What I’d like to see next (and, fingers crossed, at the next DataJam NE)

It was a brilliant event and as I mentioned above, I’m hoping it’s the first of many. As a result, my mind is already turning to the next one (no pressure, Ryan, Celine and team :)). Here are few things I’m hoping to see more of at the next one:

  1. More ‘behind the scenes’ insights: As I set out above (and in my talk on the day) infrastructure and standards matter but getting these right requires broad stakeholders engagement. This can’t be left to the techie s— that’s how we end up with narrow technocratic solutions that ultimately, prove unfit for purpose.

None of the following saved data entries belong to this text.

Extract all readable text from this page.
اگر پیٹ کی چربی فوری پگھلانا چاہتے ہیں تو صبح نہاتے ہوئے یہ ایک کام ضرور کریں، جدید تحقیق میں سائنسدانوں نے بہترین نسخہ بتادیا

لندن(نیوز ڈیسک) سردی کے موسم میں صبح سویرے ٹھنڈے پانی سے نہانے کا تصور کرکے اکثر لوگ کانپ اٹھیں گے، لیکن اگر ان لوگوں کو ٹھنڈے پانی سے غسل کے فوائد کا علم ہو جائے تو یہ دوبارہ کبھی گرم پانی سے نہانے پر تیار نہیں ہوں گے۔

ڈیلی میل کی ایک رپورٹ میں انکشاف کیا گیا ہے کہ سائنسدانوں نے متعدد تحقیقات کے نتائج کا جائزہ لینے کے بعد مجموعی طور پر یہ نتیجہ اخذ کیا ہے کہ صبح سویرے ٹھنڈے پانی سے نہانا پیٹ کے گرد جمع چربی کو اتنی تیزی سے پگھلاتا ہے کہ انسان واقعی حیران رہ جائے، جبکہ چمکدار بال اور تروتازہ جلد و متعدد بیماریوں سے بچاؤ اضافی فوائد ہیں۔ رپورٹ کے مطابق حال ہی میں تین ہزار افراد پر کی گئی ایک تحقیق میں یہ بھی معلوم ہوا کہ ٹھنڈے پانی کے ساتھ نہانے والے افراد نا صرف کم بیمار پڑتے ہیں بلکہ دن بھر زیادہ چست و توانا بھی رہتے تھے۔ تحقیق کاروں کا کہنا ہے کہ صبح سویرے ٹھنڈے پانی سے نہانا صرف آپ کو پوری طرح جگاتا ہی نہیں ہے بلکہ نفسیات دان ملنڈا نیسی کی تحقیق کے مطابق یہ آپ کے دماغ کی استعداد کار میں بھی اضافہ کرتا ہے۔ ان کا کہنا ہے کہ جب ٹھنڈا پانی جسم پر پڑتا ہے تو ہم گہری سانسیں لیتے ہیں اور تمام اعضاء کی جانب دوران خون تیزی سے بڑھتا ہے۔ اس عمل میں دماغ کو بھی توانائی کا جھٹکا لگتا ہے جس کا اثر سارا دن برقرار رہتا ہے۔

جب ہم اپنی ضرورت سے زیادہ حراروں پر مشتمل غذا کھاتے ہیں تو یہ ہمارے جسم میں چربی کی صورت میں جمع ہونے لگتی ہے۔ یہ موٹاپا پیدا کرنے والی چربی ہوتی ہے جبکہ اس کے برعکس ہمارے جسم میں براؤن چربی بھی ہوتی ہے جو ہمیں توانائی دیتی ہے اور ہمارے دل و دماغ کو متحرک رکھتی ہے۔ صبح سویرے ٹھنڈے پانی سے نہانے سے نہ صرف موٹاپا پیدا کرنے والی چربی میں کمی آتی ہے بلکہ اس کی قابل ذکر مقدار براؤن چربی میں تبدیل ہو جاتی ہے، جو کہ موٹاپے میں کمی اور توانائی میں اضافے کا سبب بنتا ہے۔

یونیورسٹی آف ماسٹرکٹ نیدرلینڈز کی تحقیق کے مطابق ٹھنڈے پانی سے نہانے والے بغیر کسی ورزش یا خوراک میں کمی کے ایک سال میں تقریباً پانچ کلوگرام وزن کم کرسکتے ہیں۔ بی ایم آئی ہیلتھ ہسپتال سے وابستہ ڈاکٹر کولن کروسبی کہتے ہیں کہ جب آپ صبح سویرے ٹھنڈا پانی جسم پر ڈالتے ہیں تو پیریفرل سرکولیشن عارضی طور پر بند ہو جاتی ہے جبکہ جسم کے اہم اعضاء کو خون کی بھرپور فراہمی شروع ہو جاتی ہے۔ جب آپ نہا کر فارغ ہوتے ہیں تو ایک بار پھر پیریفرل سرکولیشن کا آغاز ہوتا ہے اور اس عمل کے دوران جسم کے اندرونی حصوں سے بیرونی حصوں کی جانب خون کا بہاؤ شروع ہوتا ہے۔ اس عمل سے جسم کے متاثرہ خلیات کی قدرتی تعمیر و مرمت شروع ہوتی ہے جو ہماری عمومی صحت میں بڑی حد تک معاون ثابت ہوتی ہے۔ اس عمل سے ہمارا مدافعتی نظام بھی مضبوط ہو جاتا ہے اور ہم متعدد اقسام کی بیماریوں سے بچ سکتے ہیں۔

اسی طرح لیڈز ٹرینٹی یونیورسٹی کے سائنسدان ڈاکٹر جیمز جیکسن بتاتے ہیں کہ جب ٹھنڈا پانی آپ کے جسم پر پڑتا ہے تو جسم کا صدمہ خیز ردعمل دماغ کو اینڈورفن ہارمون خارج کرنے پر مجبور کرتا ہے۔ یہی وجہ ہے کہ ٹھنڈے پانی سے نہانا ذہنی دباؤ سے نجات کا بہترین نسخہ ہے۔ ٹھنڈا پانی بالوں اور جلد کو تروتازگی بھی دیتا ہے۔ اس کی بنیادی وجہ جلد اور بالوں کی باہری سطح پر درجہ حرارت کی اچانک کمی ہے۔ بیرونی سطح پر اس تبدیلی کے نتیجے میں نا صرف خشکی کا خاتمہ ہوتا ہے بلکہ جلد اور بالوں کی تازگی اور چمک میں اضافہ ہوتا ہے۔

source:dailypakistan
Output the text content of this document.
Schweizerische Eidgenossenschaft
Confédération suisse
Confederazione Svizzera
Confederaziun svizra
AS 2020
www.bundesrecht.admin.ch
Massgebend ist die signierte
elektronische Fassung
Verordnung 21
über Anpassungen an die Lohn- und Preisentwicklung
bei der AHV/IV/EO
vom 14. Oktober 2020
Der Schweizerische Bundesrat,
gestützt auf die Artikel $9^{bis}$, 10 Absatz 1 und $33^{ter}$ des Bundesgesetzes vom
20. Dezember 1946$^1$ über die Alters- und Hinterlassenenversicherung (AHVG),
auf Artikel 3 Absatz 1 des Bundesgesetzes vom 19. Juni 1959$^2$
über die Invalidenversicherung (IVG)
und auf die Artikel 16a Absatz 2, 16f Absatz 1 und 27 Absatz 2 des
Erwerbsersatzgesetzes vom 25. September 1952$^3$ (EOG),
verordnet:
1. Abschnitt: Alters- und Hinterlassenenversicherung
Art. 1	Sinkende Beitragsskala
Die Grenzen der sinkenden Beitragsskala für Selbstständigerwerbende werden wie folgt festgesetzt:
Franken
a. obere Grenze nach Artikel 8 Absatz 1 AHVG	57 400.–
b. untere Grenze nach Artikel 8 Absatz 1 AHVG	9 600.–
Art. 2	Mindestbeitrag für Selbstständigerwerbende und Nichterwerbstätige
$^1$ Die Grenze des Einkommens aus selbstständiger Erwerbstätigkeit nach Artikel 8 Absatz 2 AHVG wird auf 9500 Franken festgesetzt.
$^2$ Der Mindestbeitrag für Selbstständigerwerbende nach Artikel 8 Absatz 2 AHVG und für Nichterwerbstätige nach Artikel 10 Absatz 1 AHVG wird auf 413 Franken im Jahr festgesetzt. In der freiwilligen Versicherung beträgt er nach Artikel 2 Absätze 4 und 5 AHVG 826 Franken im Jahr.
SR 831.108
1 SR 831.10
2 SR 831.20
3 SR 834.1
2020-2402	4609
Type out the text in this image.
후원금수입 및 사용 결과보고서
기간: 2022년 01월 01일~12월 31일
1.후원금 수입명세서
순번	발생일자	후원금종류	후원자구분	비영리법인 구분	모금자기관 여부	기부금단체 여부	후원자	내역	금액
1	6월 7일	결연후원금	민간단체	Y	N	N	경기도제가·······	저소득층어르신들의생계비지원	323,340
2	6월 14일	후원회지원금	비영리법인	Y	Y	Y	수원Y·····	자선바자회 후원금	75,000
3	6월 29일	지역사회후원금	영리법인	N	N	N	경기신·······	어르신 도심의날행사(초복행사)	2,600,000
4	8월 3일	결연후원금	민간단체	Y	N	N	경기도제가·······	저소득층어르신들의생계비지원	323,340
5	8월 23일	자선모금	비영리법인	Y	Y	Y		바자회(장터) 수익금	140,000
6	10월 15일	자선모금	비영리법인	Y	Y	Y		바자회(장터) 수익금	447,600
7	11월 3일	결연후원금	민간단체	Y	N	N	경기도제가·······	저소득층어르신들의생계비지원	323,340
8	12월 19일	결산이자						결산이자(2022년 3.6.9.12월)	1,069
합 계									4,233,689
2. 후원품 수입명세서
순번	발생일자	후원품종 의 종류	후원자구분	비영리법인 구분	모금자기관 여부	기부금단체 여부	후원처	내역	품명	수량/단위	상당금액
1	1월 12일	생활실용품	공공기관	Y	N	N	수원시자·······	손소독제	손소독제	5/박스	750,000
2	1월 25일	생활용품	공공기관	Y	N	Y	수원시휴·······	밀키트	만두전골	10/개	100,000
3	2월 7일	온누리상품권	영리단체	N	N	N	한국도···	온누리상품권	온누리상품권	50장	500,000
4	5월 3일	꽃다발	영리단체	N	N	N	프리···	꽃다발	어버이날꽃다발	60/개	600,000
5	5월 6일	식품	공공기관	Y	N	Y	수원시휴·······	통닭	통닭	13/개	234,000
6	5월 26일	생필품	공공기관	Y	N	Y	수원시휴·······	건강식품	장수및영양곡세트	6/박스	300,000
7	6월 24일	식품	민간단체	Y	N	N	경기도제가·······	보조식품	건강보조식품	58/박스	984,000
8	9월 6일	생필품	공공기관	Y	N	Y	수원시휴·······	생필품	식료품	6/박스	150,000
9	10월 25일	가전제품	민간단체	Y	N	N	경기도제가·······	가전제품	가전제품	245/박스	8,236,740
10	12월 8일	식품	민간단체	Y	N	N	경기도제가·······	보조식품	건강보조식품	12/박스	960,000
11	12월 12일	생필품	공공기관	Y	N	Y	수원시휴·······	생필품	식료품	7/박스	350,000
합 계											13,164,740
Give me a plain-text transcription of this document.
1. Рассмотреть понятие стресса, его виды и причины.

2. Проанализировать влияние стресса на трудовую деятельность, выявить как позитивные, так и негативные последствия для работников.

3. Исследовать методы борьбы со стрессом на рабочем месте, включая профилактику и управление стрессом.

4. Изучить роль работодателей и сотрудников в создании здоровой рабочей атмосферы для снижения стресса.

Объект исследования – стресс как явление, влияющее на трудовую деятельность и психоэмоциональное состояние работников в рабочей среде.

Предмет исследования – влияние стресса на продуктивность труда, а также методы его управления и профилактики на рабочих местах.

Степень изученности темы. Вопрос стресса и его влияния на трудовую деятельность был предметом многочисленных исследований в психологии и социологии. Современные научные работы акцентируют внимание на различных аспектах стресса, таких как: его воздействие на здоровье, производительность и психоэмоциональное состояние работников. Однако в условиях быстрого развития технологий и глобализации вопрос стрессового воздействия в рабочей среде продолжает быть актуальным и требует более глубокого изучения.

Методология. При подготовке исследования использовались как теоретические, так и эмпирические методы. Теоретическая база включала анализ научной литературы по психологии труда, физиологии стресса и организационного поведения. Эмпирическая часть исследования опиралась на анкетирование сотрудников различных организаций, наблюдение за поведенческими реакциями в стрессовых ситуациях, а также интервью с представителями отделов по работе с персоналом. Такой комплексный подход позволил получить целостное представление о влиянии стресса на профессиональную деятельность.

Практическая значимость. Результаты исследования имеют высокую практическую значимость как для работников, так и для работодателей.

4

For this reason I think it would be great if attendees were exposed, at a high level, to the ‘behind the scenes’ process of understanding a local area and using this to inform stakeholder selection, challenges with discovering and accessing relevant datasets and so on.
  2. More ‘inter-strand’ cross-over: The unconference, data hacking and more structured workshops sessions all ran in parallel. As far as I can tell, people tended to stick within the strands they started out in. At the next Data Jam it would be great to see more mixing. Perhaps, a change in format might encourage this to happen?
  3. Framing the data hacking process: At the best of times, data is an imperfect representation of the world and that makes the drawing of inferences difficult. Add in the messiness of the de-contextualised data and time constraints that are often the hallmarks of data hackathons and insights become even more tenuous. This isn’t a reason not to do hackathons. There’s a lot of value in the brilliant just-do-it spirit of these event but we also need to be really intentional about how we present the degree of uncertainty that we’re dealing with. Also, so much of the value of hackathons lies in the informal setting they provide for multi-disciplinary working. This means its even more important to provide guidelines that help teams work out the best way to frame questions, interpret results and so on. I like the Datakind UK one.

Isn’t this really just a story of data transformation?

Yes, it is all data transformation in the end. And it’s not dissimilar to the digital transformation, that helped usher in the explosion of digital data that we’re currently swimming in. And as was the case with digital transformation, infrastructure is necessary but not sufficient. It needs to be combined with the other two transformation building blocks — governance and skills. I didn’t go into a great deal of detail on these but I noticed that both were covered extensively in the unconference sessions I attended. This is great because transformation doesn’t happen without them.

Data has the potential to transform services and ultimately, organisations. DataJams provide motivated stakeholders with an informal to explore what this transformation could look like. That’s why I am already looking forward to the next one.